Sunday, July 16, 2017

Smart Baseball by Keith Law; Vin Scully

I would have loved Keith Law's Smart Baseball (William Morrow, 2017) when I was eleven years old and fascinated by baseball statistics, recalculating the batting averages of my favorite players after each game.  It amuses me that statistics have been getting more and more complicated as fewer and fewer fans understand them:  my experience is that only very sophisticated fans  (who are mostly older) can even tell you how to calculate slugging percentage and ERA and most fans have  little idea what these numbers actually mean (most announcers don't know either or they would tell you once in a while).  Meanwhile all teams are doing statistical analysis that dates from what Bill James started with his "abstracts" in 1977, rating players by various formulae for Wins Above Replacement, a compendium of individual stats that show how many more wins an individual is responsible for than would be the case with a top AAA player replacing him.  These formulae all have inherent problems due to all the variables that have to be taken into account, from the dimensions of parks to the problems with analyzing fielding to who the pitcher is.  Even James himself has become concerned with the overuse of stats since Michael Lewis published Moneyball, about Billy Beane and the Oakland A's in 2003. I certainly think statistics have their place and Law's book is a fairly solid summary of current thinking about stats but I care, at this point, more for the beauty of the game and gladly leave the statistics to others, though I do enjoy reading about them, just as I enjoy reading about the long and fascinating history of baseball. 
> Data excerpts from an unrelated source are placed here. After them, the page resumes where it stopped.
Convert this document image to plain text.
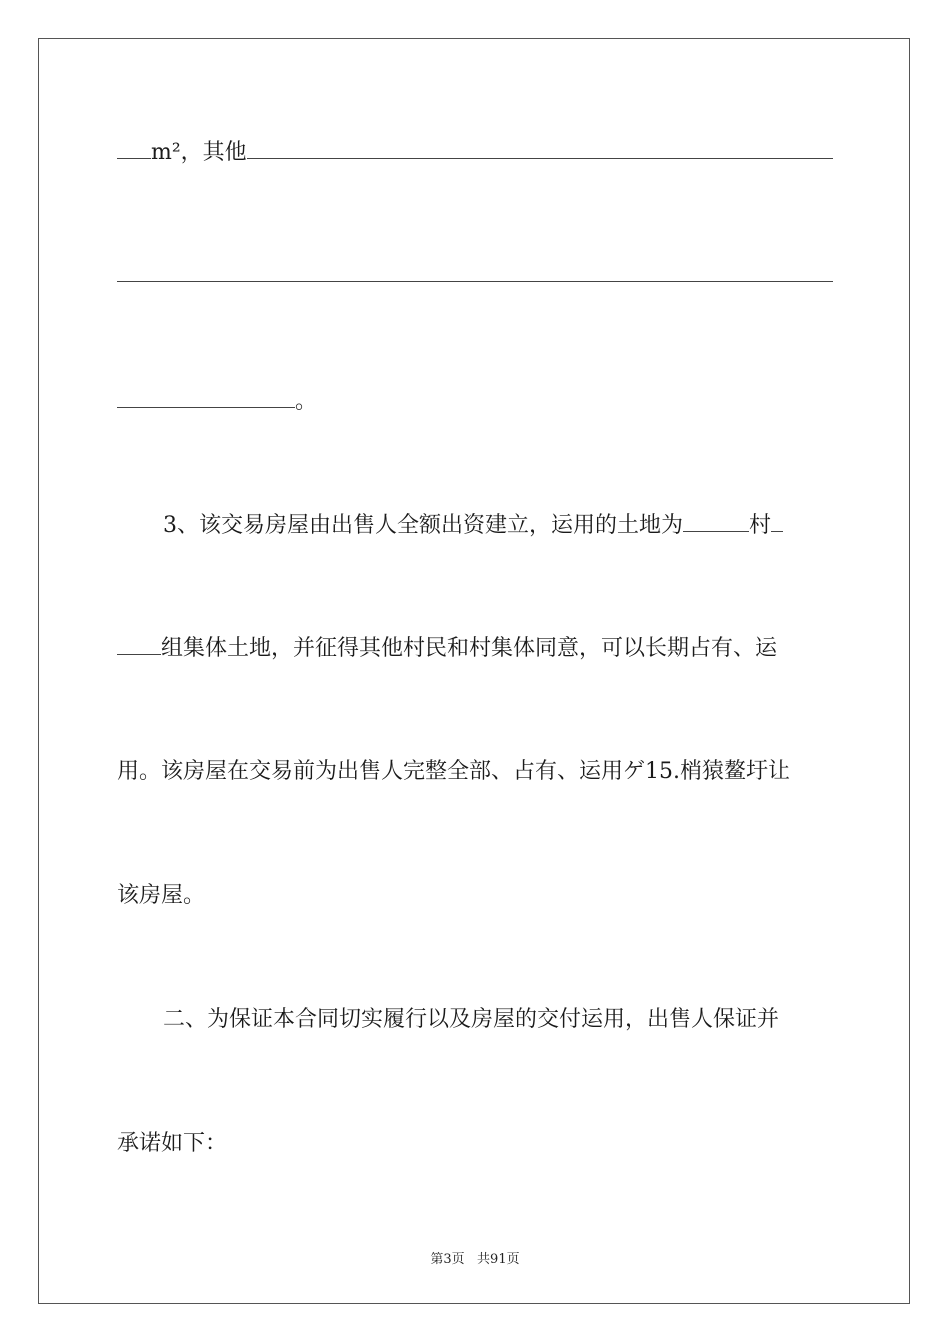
m²，其他
。
3、该交易房屋由出售人全额出资建立，运用的土地为	村
组集体土地，并征得其他村民和村集体同意，可以长期占有、运
用。该房屋在交易前为出售人完整全部、占有、运用ゲ15.梢猿鳌圩让
该房屋。
二、为保证本合同切实履行以及房屋的交付运用，出售人保证并
承诺如下：
第3页   共91页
For a different approach this week instead of watching the all-star game (baseball for those who do not like baseball; see my post of July 15, 2014)  I watched a Dodgers/Rays game from July 26, 2016, mainly because it was an MLB channel game I had taped,  played in L.A. , with Vic Scully announcing.  There are a number of reasons why Vin Scully adds so much to a game (unlike other announcers who subtract from the enjoyment and whom I often mute):  he works alone (no babbling about favorite restaurants or other irrelevancies that are so common with multiple announcers), he knows a great deal about baseball and its history, he knows when to be quiet and often lets the game speak for itself, he has an eye for the poetry of the game,  and he sees the players as individual human beings and not just a collection of statistics.  His descriptions of what players are doing in the on-deck circle, what kind of wood they like for their bats and even what they like to cook (he described how Brandon Guyer picked out a turkey and related it to how he looked at pitches).